New research warns that 9 out of 10 people with opioid use disorder fail to get life-saving medication. Photo courtesy of the U.S. Department of Agriculture
With U.S. drug overdose deaths continuing a dramatic rise, a new study warns that fully 90% of people with opioid use disorder fail to get life-saving medication.
While medications such as methadone, buprenorphine and extended-release naltrexone are proven to reduce opioid overdoses by more than 50%, the investigators said their new research indicates the vast majority — 86.6% — of people who have opioid use disorder are not receiving these evidence-based medicines.
And, the study points out, this is occurring even though the use of such medications has increased by more than 100% over the past decade.
That’s because the rise in treatment isn’t keeping pace with opioid abuse and overdose death rates, which are largely driven by fentanyl, a synthetic opioid up to 100 times stronger than morphine.
Findings from the study, led by researchers at New York University Grossman School of Medicine, were published Thursday in the International Journal of Drug Policy.
Even in states like Connecticut, Maryland and Rhode Island, which have the smallest gap between people with opioid use disorder and those who receive treatment for it, at least 50% of the people who could benefit from medications are still not getting them, researchers said.
The largest treatment gaps were found in Iowa, North Dakota and Washington, D.C.
The findings highlight the urgent need to remove barriers to getting these medications to the people who need them, said Noa Krawczyk, the study’s lead author.
Unfortunately, healthcare providers, as well as regulators, have been “resistant to change,” Krawczyk, assistant professor at the Department of Population Health’s Center for Opioid Epidemiology and Policy at NYU Langone, told UPI in an email.

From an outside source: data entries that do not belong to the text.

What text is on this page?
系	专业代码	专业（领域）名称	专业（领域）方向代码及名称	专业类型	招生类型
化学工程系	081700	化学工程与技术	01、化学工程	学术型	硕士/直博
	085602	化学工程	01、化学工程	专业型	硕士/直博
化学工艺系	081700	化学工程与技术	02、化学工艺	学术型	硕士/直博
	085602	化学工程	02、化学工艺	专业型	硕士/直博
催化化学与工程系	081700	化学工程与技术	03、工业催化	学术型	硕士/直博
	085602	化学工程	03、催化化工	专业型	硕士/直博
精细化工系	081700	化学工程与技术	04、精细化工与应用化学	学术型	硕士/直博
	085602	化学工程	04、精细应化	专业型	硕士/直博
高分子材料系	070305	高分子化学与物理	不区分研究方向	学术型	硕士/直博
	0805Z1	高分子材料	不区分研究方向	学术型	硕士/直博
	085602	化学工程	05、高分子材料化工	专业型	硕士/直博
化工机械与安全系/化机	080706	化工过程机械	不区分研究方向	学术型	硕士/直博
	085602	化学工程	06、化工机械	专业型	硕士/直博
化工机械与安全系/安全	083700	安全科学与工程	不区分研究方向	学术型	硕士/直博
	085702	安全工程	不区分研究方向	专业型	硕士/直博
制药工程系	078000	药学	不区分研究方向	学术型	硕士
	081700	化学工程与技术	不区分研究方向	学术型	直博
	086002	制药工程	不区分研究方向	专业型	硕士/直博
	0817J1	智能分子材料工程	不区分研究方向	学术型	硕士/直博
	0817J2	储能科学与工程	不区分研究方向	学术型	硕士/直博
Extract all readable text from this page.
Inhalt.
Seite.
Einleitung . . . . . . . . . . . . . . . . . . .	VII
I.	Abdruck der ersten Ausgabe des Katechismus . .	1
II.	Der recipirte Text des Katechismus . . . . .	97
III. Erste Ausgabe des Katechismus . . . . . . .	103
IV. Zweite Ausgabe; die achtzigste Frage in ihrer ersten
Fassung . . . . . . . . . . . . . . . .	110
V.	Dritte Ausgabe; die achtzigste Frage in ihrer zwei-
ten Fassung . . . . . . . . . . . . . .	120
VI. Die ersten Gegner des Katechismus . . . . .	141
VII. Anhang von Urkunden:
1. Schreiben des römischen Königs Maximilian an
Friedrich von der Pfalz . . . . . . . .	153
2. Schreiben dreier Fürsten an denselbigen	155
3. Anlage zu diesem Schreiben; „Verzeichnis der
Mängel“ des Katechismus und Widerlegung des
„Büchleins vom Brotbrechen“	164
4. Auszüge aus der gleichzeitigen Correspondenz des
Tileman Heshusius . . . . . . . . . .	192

This partially stems from stigma around addiction and medications to treat addiction, she said, explaining that “unfounded fears of methadone and buprenorphine diversion are often prioritized over making the medications more accessible, which is a huge disservice in light of the deadly illicit opioid supply that is out there.”
Also, Krawczyk maintained that for-profit treatment providers are looking to protect profits by limiting who can provide treatment and what treatment is provided.
For their analysis of opioid treatment gaps at the national and state levels from 2010 through 2019, the researchers used two databases, including one that tracks medications for opioid use disorder dispensed by licensed methadone clinics.
The second database, using outpatient pharmacy claims, tracks prescriptions filled for buprenorphine and extended-release naltrexone, which can be prescribed from a doctor’s office.
Krawczyk said she sees hopeful signs, including an increase in the use of medications for opioid use disorder over the past decade, essentially driven almost entirely by buprenorphine.
Between 2010 and 2019, methadone utilization, only available via opioid treatment programs, rose 39% in the United States, she said. But there was a 222% rise in buprenorphine utilization, which can be prescribed in office-based settings.
“What this tells us is that expanding [these medications] to office-based settings is effective at getting more people into treatment, although we have a lot more work to do of course to make such a system even more available and accessible than it currently is,” Krawczyk said.
Nationwide, more than 70% of residential treatment programs do not offer medications for opioid use disorder, she noted.
Krawczyk said access to treatment could be expanded by removing “special waiver requirements” so that more physicians can prescribe buprenorphine, as well as more widely disseminating the medicines via mobile health clinics and community-based organizations — and also within the criminal justice system.
Another long overdue step is making methadone more accessible, and not limiting its to distribution to highly regulated opioid treatment programs, she said.